Difatti, la prima vera sfida della customer centricity è quella di superare questa visione così da ottenere quelle capacità di comprendere concretamente le esigenze e i bisogni dichiarati e inespressi del cliente, le sue preferenze, le circostanze e la fase del viaggio d’acquisto adattando i modelli di business e le attività per fornire soluzioni altamente personalizzate, non prodotti, con il fine di aiutare il cliente, non di vendere.
Per molte aziende, rispondere alle nuove aspettative dei clienti con relazioni proattive, ingaggianti e coinvolgenti significa un allontanamento radicale dallo status quo. L’elemento di disruption rispetto allo status quo è proprio l’approccio cliente – centrico che dovrà essere favorito all’interno di tutti i dipartimenti, funzioni e processi aziendali.
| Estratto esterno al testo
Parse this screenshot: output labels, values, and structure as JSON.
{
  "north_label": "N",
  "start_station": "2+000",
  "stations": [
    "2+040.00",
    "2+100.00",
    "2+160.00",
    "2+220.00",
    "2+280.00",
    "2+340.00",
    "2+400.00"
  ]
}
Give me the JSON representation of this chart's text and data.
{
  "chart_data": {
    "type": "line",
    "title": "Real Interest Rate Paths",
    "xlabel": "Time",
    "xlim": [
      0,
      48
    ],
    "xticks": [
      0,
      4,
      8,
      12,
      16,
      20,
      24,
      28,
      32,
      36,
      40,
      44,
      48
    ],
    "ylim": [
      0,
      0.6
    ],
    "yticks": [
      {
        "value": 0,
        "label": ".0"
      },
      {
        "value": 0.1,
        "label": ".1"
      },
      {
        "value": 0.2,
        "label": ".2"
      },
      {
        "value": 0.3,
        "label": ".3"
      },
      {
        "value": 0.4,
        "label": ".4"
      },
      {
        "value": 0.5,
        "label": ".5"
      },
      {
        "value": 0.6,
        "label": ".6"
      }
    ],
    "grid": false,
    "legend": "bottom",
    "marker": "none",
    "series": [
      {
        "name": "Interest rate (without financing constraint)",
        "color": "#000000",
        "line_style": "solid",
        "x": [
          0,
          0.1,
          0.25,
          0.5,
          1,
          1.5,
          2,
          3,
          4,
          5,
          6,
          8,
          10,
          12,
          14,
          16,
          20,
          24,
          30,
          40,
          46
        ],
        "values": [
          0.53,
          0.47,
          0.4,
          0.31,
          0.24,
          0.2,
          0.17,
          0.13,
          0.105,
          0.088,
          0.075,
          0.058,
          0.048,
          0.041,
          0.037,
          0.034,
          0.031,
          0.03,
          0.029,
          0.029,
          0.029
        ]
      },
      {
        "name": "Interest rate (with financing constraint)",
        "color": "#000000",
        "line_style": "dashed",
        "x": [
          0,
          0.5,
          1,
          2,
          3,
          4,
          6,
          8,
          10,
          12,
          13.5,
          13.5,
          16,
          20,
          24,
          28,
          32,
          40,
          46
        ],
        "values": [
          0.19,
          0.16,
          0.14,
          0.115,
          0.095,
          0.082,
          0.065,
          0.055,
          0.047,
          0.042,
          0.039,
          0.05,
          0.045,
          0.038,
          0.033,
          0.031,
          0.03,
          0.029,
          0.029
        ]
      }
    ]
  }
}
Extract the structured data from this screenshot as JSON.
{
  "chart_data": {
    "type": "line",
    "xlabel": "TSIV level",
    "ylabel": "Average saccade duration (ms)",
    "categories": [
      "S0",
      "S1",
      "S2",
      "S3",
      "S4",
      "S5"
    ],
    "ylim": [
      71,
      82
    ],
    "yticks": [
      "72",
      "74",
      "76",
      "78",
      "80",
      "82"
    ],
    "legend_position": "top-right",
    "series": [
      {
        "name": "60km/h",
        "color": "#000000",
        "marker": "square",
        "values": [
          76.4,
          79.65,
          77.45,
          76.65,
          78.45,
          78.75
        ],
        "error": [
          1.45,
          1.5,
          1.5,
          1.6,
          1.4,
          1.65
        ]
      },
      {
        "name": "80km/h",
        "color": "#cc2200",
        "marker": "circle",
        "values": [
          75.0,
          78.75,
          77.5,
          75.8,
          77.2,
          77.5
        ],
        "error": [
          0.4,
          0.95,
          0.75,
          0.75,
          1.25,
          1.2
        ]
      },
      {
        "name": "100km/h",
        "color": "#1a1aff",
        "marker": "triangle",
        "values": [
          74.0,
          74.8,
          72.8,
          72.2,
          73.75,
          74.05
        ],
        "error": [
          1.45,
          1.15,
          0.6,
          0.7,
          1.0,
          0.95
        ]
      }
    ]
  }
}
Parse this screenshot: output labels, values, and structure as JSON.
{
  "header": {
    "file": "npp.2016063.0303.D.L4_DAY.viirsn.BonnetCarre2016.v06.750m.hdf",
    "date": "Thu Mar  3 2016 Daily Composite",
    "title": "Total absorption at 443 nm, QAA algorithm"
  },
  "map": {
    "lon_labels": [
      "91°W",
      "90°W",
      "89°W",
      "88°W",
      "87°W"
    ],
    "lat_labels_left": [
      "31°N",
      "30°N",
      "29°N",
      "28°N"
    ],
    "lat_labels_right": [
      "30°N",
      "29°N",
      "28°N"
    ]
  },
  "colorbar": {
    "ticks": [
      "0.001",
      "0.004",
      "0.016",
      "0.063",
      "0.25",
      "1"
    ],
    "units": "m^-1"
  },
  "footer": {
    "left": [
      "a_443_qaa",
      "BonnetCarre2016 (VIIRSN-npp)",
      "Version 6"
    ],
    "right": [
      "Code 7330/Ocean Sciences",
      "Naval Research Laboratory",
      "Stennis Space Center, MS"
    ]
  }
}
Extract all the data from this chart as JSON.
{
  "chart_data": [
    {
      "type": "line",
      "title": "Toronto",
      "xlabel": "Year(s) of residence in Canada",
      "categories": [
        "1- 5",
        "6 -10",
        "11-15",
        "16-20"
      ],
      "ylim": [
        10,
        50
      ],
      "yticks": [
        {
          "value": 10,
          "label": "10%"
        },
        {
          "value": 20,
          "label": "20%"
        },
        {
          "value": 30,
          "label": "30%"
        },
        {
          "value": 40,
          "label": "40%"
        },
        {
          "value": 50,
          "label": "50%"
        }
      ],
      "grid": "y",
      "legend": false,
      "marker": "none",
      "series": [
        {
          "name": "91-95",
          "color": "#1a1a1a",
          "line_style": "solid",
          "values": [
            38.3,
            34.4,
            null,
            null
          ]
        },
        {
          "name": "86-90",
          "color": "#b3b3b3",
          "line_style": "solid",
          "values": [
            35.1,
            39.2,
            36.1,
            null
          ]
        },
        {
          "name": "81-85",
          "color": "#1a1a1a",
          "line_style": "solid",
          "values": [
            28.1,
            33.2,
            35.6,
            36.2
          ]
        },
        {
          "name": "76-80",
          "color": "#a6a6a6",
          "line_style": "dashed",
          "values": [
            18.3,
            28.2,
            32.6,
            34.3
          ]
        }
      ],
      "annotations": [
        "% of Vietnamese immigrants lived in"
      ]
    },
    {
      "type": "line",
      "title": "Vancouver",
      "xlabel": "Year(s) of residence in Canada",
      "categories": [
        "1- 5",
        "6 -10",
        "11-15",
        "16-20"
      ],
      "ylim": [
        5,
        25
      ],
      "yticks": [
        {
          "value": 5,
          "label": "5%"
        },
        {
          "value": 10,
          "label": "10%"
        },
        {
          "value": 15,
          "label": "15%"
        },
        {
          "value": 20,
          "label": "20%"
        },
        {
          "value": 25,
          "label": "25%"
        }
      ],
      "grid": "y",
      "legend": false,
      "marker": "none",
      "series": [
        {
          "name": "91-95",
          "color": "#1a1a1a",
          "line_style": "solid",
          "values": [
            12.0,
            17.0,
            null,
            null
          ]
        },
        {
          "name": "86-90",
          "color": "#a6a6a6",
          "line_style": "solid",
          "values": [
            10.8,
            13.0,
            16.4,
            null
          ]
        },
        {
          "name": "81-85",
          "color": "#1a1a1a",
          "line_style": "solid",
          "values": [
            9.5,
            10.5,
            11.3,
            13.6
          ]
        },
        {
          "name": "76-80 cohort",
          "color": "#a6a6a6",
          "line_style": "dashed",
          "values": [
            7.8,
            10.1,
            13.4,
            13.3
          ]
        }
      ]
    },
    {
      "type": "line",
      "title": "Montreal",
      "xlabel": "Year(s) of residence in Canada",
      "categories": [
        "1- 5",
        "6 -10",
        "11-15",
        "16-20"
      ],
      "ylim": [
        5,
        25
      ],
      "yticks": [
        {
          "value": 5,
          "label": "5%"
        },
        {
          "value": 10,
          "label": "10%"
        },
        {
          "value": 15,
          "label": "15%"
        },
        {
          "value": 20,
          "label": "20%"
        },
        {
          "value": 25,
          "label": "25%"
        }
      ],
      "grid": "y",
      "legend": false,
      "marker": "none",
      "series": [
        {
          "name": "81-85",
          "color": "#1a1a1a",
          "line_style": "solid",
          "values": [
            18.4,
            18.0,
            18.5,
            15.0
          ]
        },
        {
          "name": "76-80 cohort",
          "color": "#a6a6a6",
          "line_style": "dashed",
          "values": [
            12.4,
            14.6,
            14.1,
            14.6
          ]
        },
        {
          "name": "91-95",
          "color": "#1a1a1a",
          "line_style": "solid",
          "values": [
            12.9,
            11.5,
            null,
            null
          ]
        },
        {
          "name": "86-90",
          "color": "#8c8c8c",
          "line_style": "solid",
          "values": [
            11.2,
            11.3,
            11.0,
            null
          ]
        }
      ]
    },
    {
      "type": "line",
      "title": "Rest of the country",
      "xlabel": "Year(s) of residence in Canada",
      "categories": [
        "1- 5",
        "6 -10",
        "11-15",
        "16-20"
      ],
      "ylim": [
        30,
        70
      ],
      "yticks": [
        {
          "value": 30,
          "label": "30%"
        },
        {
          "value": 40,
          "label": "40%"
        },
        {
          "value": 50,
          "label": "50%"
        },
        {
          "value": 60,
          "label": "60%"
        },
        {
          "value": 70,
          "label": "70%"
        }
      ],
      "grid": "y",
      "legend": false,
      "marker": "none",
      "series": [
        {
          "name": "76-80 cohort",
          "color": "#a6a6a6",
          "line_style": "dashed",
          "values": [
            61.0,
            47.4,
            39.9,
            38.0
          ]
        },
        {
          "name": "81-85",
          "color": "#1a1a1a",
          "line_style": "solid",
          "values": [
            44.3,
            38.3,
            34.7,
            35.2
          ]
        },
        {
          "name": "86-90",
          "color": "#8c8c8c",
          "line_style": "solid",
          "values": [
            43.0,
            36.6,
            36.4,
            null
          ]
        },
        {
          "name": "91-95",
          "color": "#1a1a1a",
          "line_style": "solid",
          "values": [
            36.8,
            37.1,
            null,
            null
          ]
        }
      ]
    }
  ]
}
Per essere sviluppato, questo nuovo paradigma dovrà pervadere tutta l’organizzazione e non unicamente la funzione Sales & Marketing. Gli sforzi tesi al raggiungimento dei nuovi standard non sono circostanziati in un’unica business unit ma rappresentano un mandato strategico per l’intera azienda ed essendo, quello della customer centricity, un processo complesso, dovrà passare da un concreto cambiamento culturale, organizzativo, relazionale, procedurale e tecnologico poiché il nuovo orientamento al mercato risulta altamente correlato con questi elementi.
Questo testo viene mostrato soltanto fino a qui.